Datasets

A Dataset describes one or more related data files submitted as part of an experiment. Each dataset is linked to exactly one experiment via experiment_id and contains metadata about the data files, the platform used to collect the data, and detailed variable-level metadata.

What is a dataset?

A dataset typically corresponds to a single data file (e.g., one CSV of CTD profiles), but it may include multiple files when they share the same platform, instruments, and data submitter. The key organizing principle is that a dataset represents data collected on a single platform using a consistent set of instruments, managed by a single data submitter. If data come from different platforms or instrument configurations, they should be separate datasets.

Dataset Types

There are two kinds of datasets:

Field Dataset

For data collected during in-situ experiments — CTD casts, bottle samples, sensor deployments, etc.

Key fields:

Field	Purpose
`dataset_type`	Classification (cast, bottle, flow-through, underway, mooring, etc.)
`data_product_type`	Raw sensor data, data compilation, etc.
`data_accessibility`	Access level: `open_access`, `conditional_access`, or `scheduled_access`
`platform_info`	Ship, buoy, or vehicle that collected the data
`filenames`	Names of the data file(s) in this dataset
`variables`	Array of variable metadata (see Variables)
`data_submitter`	Person responsible for this submission

→ Full FieldDataset schema reference

Model Output Dataset

For simulation output from computational models.

Key fields:

Field	Purpose
`simulation_type`	Control run or perturbation
`mcdr_forcing_description`	Description of the mCDR forcing applied
`model_output_variables`	Checklist of output variables
`output_frequency`	Temporal resolution (e.g., daily, monthly)
`hardware_configuration`	Compute details

→ Full ModelOutputDataset schema reference

Platform Information

Every field dataset includes platform metadata — the ship, buoy, autonomous vehicle, or other platform used for data collection.

{
  "platform_info": {
    "name": "R/V Wecoma",
    "platform_type": "http://vocab.nerc.ac.uk/collection/L06/current/31/",
    "platform_id": "SHIP-001",
    "owner": "Oregon State University",
    "country": "US"
  }
}

Platform types use the NERC L06 vocabulary for standardized classification.
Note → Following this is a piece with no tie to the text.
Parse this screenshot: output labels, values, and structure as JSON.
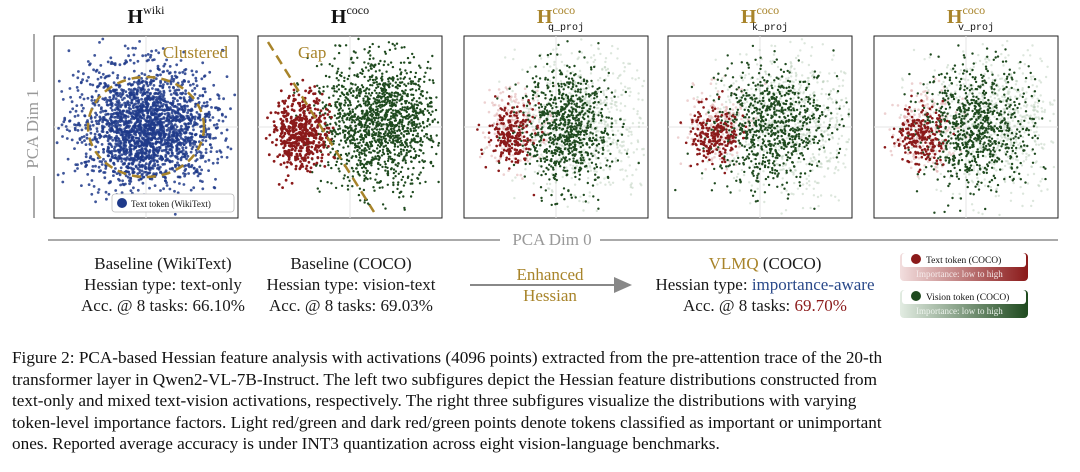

Linking Datasets to Experiments

Every dataset has an experiment_id field that links it to the experiment it belongs to. This allows multiple datasets (e.g., CTD profiles, bottle samples, sensor time series) to be associated with the same experiment.

{
  "experiment_id": "EXAMPLE-001-BASELINE",
  "name": "Baseline CTD profiles",
  "filenames": ["baseline_ctd_casts.csv"]
}

Variables

Each dataset contains an array of variables — detailed metadata describing each measurement or data column across the dataset's files. Variables are the most richly typed part of the schema, with specific subclasses for pH, total alkalinity, DIC, CO₂, and other common oceanographic measurements.

See Variables for the complete variable hierarchy and type selection guide.